Inmate Dennis McGuire — sentenced to death for the 1993 murder of a pregnant woman — reportedly gasped and seized for 15 minutes before being pronounced dead after the 26-minute procedure.
McGuire’s family sued the state and a drug company claiming he was the victim of cruel and unusual punishment, and the state eventually dropped the two-drug combination used to execute him.
The Supreme Court previously ruled for the use of midazolam in a landmark 2015 case out of Oklahoma.

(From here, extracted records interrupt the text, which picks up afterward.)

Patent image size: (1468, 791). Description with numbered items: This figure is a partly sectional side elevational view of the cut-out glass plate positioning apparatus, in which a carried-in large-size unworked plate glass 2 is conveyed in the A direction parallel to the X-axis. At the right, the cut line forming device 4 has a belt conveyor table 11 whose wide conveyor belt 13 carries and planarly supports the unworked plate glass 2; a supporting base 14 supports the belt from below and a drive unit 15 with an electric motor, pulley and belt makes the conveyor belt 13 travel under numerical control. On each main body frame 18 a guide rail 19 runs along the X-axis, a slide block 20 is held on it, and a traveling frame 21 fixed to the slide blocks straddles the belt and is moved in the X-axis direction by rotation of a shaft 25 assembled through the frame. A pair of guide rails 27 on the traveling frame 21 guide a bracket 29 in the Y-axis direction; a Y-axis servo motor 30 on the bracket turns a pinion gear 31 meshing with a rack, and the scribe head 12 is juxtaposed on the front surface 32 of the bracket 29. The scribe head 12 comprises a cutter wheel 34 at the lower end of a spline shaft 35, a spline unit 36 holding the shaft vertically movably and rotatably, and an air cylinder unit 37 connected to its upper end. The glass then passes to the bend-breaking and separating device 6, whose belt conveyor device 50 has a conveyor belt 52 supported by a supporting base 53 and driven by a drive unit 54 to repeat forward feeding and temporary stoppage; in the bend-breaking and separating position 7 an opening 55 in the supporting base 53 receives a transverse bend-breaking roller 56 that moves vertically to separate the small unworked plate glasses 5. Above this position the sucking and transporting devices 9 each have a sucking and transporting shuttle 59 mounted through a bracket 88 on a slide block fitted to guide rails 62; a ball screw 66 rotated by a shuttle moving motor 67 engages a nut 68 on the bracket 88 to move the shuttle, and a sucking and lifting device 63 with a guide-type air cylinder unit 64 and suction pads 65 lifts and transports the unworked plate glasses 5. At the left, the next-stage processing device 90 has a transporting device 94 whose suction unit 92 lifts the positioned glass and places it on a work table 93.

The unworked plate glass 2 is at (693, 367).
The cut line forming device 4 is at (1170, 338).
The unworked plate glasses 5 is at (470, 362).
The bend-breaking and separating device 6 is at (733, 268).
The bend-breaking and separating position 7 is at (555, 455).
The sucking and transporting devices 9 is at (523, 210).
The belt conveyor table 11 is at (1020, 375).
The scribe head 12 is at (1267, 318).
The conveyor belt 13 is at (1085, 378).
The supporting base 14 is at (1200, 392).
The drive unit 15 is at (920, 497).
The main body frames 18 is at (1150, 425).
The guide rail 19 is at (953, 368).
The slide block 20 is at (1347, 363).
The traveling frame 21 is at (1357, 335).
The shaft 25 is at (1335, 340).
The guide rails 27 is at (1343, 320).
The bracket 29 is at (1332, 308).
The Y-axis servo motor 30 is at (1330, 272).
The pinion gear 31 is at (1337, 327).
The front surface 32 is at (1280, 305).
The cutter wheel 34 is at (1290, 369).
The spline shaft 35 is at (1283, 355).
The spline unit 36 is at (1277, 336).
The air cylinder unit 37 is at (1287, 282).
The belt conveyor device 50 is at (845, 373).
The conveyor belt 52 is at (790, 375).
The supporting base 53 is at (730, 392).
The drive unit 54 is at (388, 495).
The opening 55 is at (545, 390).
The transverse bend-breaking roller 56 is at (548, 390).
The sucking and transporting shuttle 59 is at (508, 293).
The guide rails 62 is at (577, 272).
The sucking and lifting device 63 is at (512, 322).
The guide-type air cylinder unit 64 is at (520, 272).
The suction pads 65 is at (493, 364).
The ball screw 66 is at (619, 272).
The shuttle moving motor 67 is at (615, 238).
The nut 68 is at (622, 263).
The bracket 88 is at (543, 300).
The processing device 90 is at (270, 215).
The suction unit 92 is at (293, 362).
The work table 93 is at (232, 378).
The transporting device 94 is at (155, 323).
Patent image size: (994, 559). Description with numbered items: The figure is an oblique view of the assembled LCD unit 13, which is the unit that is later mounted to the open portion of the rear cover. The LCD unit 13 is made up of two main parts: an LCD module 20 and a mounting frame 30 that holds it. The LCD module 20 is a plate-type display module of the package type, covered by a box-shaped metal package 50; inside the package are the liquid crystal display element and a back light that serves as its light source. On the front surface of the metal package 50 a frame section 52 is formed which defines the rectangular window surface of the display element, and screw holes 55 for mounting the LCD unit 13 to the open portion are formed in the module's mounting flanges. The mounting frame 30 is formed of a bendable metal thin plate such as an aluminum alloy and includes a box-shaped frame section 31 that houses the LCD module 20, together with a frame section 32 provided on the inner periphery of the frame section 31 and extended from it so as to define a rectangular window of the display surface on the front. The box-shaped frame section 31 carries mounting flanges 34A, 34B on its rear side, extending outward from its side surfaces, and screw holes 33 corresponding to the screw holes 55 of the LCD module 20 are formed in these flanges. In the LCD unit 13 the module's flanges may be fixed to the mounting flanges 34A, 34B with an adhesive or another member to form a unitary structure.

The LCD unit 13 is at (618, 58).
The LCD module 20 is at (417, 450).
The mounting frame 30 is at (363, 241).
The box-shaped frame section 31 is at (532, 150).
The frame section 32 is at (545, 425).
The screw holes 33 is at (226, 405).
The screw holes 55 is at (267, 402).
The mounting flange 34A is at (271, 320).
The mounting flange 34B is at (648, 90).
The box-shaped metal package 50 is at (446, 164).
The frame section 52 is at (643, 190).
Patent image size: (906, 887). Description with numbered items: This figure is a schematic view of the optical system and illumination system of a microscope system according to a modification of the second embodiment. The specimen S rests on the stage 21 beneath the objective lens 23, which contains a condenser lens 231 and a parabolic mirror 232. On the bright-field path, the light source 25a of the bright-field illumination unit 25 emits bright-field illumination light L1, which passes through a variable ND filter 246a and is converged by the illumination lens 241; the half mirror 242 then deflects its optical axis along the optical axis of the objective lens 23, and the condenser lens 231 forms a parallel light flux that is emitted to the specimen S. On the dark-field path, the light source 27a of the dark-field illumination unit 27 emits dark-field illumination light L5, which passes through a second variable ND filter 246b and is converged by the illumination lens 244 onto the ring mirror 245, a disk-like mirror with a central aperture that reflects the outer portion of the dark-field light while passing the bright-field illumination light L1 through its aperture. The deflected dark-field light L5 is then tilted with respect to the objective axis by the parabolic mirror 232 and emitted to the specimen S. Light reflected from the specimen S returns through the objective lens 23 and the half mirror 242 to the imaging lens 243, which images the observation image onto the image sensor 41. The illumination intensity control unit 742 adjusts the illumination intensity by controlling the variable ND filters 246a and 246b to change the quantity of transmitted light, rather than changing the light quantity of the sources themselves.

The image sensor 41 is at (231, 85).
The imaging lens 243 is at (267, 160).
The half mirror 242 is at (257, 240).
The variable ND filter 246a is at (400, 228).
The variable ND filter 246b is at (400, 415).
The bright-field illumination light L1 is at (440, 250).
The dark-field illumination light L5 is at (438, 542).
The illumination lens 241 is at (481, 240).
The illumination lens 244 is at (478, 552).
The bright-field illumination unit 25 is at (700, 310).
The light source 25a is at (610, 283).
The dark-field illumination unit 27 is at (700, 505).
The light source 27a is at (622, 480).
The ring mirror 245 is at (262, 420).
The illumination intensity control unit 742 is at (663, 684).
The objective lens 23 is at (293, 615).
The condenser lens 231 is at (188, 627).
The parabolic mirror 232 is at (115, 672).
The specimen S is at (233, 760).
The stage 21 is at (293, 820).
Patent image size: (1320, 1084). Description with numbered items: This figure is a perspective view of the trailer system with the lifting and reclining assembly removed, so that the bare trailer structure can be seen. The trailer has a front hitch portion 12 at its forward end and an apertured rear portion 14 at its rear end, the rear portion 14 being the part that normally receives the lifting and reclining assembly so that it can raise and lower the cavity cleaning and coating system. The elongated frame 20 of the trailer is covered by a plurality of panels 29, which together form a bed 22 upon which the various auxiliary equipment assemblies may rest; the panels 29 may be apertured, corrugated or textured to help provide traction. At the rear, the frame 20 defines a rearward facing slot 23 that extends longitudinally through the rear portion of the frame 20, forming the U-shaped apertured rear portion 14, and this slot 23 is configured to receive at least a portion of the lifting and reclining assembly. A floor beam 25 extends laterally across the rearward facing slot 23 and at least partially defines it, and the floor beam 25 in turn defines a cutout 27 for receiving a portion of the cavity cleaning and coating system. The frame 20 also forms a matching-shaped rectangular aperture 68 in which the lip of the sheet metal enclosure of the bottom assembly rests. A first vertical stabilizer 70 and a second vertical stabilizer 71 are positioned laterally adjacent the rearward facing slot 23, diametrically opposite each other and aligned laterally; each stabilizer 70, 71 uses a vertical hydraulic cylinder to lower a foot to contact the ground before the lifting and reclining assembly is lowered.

The drug was also used in problematic executions in Arkansas and Arizona. Federal defense lawyers likened the drug to burning inmates at the stake.
Phillips evaded execution until now because of legal controversy and difficulty obtaining new drugs.
In November 2013, Gov. John Kasich granted Phillips a temporary stay of execution so medical experts could assess whether his organs could be donated to his mother, according to the state corrections department.
After McGuire’s botched execution the following year, Kasich delayed all scheduled executions, including Phillips’, until January 2017.
Ohio has three more executions scheduled for this year and a total of 26 more planned through 2021. Ohioans to Stop Execution, a coalition against the death penalty, delivered a letter signed by more than 27,000 citizens last week urging Kasich not to resume executions.
“What Ohio has done has maintained the status quo by executing Mr. Phillips today,” said Kevin Werner, executive director of the coalition. “Ohio is positioning itself as the death penalty capital of the United States, and that doesn’t bode well for businesses or for the people.”